Updated: February 13, 2012, 07:03

FILE - In this Dec. 10, 2011 file photo, Wolverhampton Wanderers manager Mick McCarthy walks from the pitch after his team's 4-1 loss at Manchester United in their English Premier League soccer match at Old Trafford Stadium, Manchester, England. Wolverhampton Wanderers fired manager Mick McCarthy, the club said in a statement released Monday, Feb. 13, 2012. (AP Photo/Jon Super, File)

WOLVERHAMPTON, England(AP) Wolverhampton Wanderers fired manager Mick McCarthy on Monday, a day after a humiliating drubbing by its local rival left the club fighting to preserve its Premier League status.

The former Ireland coach's final match in charge of Wolves was Sunday's 5-1 home loss to fellow Midlands team West Bromwich Albion, a fifth straight home defeat that plunged the team back into the relegation zone with 13 matches remaining this season.

McCarthy, who joined Wolves in 2006, became the third manager to lose his job in the Premier League this season - after Steve Bruce at Sunderland in December and Neil Warnock at Queens Park Rangers last month.

"The board took the difficult decision to terminate Mick's contract after a run of form which has seen Wolves pick up only 14 points from the last 22 league games,'' Wolves said in a statement.

McCarthy, who played 57 times for Ireland and coached his national team at the 2002 World Cup, took charge of Wolves when they were in the second-tier League Championship and led them to promotion in 2009.

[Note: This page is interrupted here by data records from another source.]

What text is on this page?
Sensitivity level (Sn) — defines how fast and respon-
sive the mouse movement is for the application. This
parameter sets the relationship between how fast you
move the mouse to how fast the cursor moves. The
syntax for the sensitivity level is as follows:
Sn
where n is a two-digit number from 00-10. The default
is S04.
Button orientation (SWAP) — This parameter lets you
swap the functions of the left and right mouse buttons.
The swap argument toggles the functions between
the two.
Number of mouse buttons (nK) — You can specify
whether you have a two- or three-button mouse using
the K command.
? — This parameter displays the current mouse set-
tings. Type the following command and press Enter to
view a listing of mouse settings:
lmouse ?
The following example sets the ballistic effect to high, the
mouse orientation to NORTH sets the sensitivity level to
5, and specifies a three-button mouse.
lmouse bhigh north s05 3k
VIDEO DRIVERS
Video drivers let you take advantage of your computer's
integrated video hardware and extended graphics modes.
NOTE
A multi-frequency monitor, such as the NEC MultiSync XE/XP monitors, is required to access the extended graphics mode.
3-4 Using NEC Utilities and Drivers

Wolves is currently 18th in the 20-team standings, two points above bottom team Wigan.

"The board would like to place on record their sincere thanks and appreciation to Mick McCarthy and he leaves with the very best wishes,'' Wolves said.

McCarthy, who was a tough-tackling defender as a player and is renowned for his bluntness and honesty as a manager, apologized Sunday for the team's lackluster display against West Brom at Molineux, which led to a small demonstration by fans after the game.

"The saddest part is that we capitulated, which I have never seen my team do - not really,'' McCarthy said. "That's not us.

"I have never apologized for a performance but would do for that as I know what it means to everybody.''

Terry Connor, Wolves assistant manager, will take charge of the first team while the club searches for McCarthy's replacement.

British bookmakers installed former Liverpool and Inter Milan coach Rafael Benitez and Alan Curbishley, who managed West Ham between 2006-08, as the favorites to replace McCarthy.

Wolves, who only secured their Premier League status last season on the final weekend, have the Premier League's leakiest defense at home and have been over-reliant on goals from top scorer Steven Fletcher.